Desde el cielo, los techos brillan con la luz del sol. Es un espejismo mágico que se dibuja a las espaldas del nevado Illimani, ubicado a 6 mil 400 metros sobre el nivel del mar. El paisaje es fantástico. A punto de aterrizar, vuelvo a desviar la mirada, gobierna el color gris y las calles sin pavimentar; es una telaraña opaca unicolor. La ciudad de La Paz nos recibe con los brazos abiertos.
La altura pesa; intentamos acelerar la caminata en el Aeropuerto Internacional El Alto, pero es imposible: de inmediato el cansancio golpea la cabeza y se nublan las ideas. Tenemos una escala de 40 minutos. Luego volaremos hacia los Juegos Suramericanos de Cochabamba. El equipo se encuentra en forma, así que nos permitimos soñar con llevarnos una medalla.
Las áreas verdes no existen en Cochabamba, ciudad ubicada al centro de Bolivia. En los terrenos baldíos se dibujan multicanchas repletas de “cumpas” que corren, saltan y chutean las piedras de los terrenos. Obviamente, al igual que en toda Sudamérica, estos jóvenes soñadores viven en barrios donde la droga es más rápida. Por eso, sueñan con que el deporte los lleve a otras latitudes.
Desde el aeropuerto hacia la Villa Suramericana nos traslada un bus. Afortunadamente, compartimos transporte con el equipo nacional de levantamiento de pesas. Entre ellos se encuentra nuestra abanderada María Fernanda Valdés, sin embargo, quien se roba todas las miradas es Arley Méndez, chileno de origen cubano que vivió cuatro años indocumentado en nuestro país.
Es carismático, casi todas las conversaciones pasan por él: “Mis cojones, estoy cansado del viaje”, le dice a un compañero de equipo. Ha sido un viaje intenso y a uno de los deportistas más destacado del país le ha pegado fuerte.
Desde la tierra, Cochabamba, que se encuentra rodeada de campos de cultivos y vestigios preincaicos e incaicos, luce su cara más dulce: calles verdosas y gente afable que saluda con una sonrisa morena. Estamos en la zona norte, específicamente en el barrio de Jayhuaco, uno de los más adinerados de la ciudad. Las casas están ordenadas, vestidas de diversos colores y las flores perfuman las calles.
Estamos lejos de la Villa Sura-mericana. Evo Morales, actual Presidente de Bolivia y que en noviembre volverá a competir por el poder, la construyó en la zona sur, un entorno que crece con dinámica y que lucha por salir de la pobreza. Ahí, las casas no están pintadas y a las flores se las llevó el viento. “El Estado cobra un impuesto cuando finalizas tu vivienda, es por eso que mucha gente prefiere dejarlas color rojizo catedral”, me cuenta un amable boliviano.

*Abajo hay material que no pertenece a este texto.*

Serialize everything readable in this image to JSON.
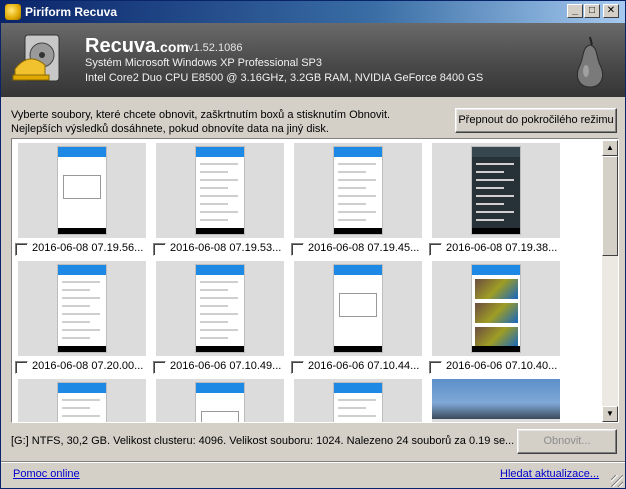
{
  "window": {
    "title": "Piriform Recuva",
    "controls": {
      "minimize": "_",
      "maximize": "□",
      "close": "✕"
    }
  },
  "header": {
    "brand": "Recuva",
    "brand_suffix": ".com",
    "version": "v1.52.1086",
    "os_line": "Systém Microsoft Windows XP Professional SP3",
    "hw_line": "Intel Core2 Duo CPU E8500 @ 3.16GHz, 3.2GB RAM, NVIDIA GeForce 8400 GS",
    "logo_icon": "recuva-logo-icon",
    "pear_icon": "piriform-pear-icon"
  },
  "instructions": {
    "line1": "Vyberte soubory, které chcete obnovit, zaškrtnutím boxů a stisknutím Obnovit.",
    "line2": "Nejlepších výsledků dosáhnete, pokud obnovíte data na jiný disk."
  },
  "advanced_button": "Přepnout do pokročilého režimu",
  "thumbnails": [
    {
      "name": "2016-06-08 07.19.56...",
      "checked": false,
      "style": "dialog"
    },
    {
      "name": "2016-06-08 07.19.53...",
      "checked": false,
      "style": "settings"
    },
    {
      "name": "2016-06-08 07.19.45...",
      "checked": false,
      "style": "list"
    },
    {
      "name": "2016-06-08 07.19.38...",
      "checked": false,
      "style": "dark"
    },
    {
      "name": "2016-06-08 07.20.00...",
      "checked": false,
      "style": "settings"
    },
    {
      "name": "2016-06-06 07.10.49...",
      "checked": false,
      "style": "settings"
    },
    {
      "name": "2016-06-06 07.10.44...",
      "checked": false,
      "style": "dialog"
    },
    {
      "name": "2016-06-06 07.10.40...",
      "checked": false,
      "style": "gallery"
    },
    {
      "name": "",
      "checked": false,
      "style": "settings"
    },
    {
      "name": "",
      "checked": false,
      "style": "dialog"
    },
    {
      "name": "",
      "checked": false,
      "style": "list"
    },
    {
      "name": "",
      "checked": false,
      "style": "landscape"
    }
  ],
  "scrollbar": {
    "up": "▲",
    "down": "▼"
  },
  "status_text": "[G:] NTFS, 30,2 GB. Velikost clusteru: 4096. Velikost souboru: 1024. Nalezeno 24 souborů za 0.19 se...",
  "recover_button": "Obnovit...",
  "footer": {
    "help_link": "Pomoc online",
    "update_link": "Hledat aktualizace..."
  }
}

Han pasado unos días desde que llegamos a la villa. Aún nos estamos adaptando al sistema de los Juegos Suramericanos. Lo que más me llama la atención es que ningún atleta anda con cara de amargado; al contrario, transmiten energía positiva a pesar de todas las dificultades que significa ser, al mismo tiempo, deportista amateur y de alto rendimiento.

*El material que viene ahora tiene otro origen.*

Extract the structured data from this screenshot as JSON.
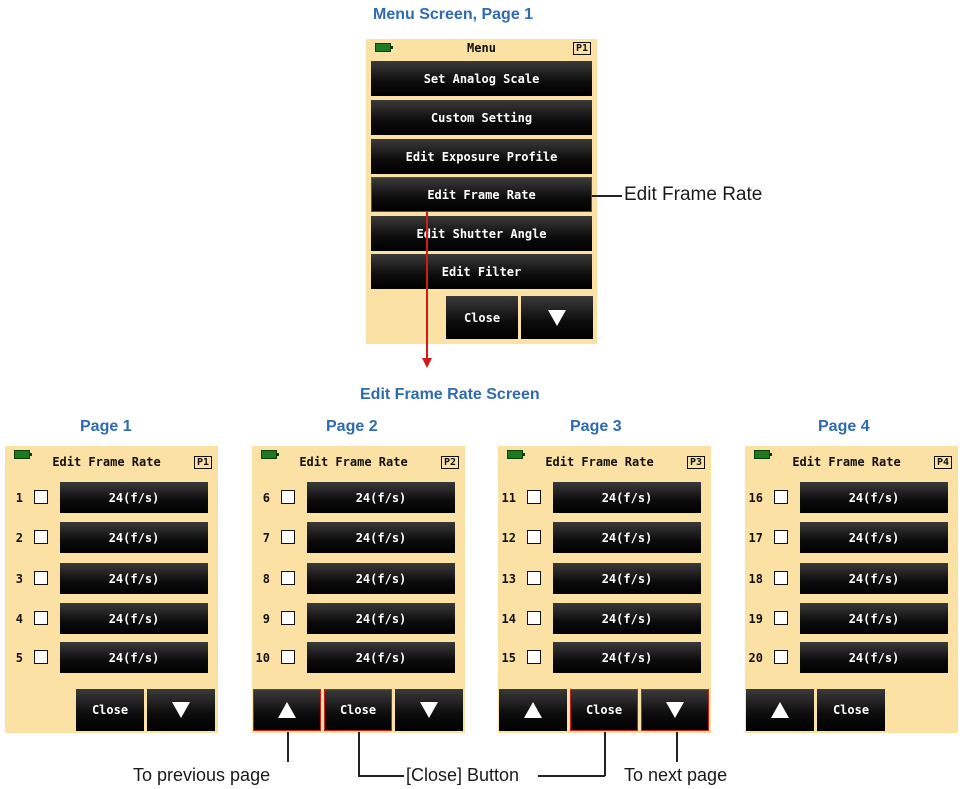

Hoy me toca ver a Venezuela. El equipo de Rafael Dudamel es peligroso. Javier Mollo es mi taxista y además es hincha de Jorge Wilstermann; también recuerda con añoranza a Javier Olivares y esa maravillosa campaña de Copa Libertadores. De repente pasamos del fútbol a la comida, y me cuenta que el plato principal es “pique macho, el que lleva papas fritas, chorizo, carne picada y ensalada”, debe ser similar a una chorrillana en Valparaíso.
En esta parte del mundo es verano, y las máximas durante el día alcanzan los 40 grados. El sol pega fuerte, pero una vez escondido, los termómetros descienden abruptamente, llegando a mínimas de nueve. Las lluvias caen entre enero y febrero, pero este año fue seco y los problemas del calentamiento global están presentes.
Durante la noche los cerros se dibujan gracias a las luces amarillas del alumbrado público. Mañana jugamos la final, estamos tranquilos y motivados. El trabajo ya está realizado, ahora los jugadores deben desplegar todas sus herramientas para ganar. No podemos controlar un resultado, pero sí todas las acciones que nos permitan alcanzarlo.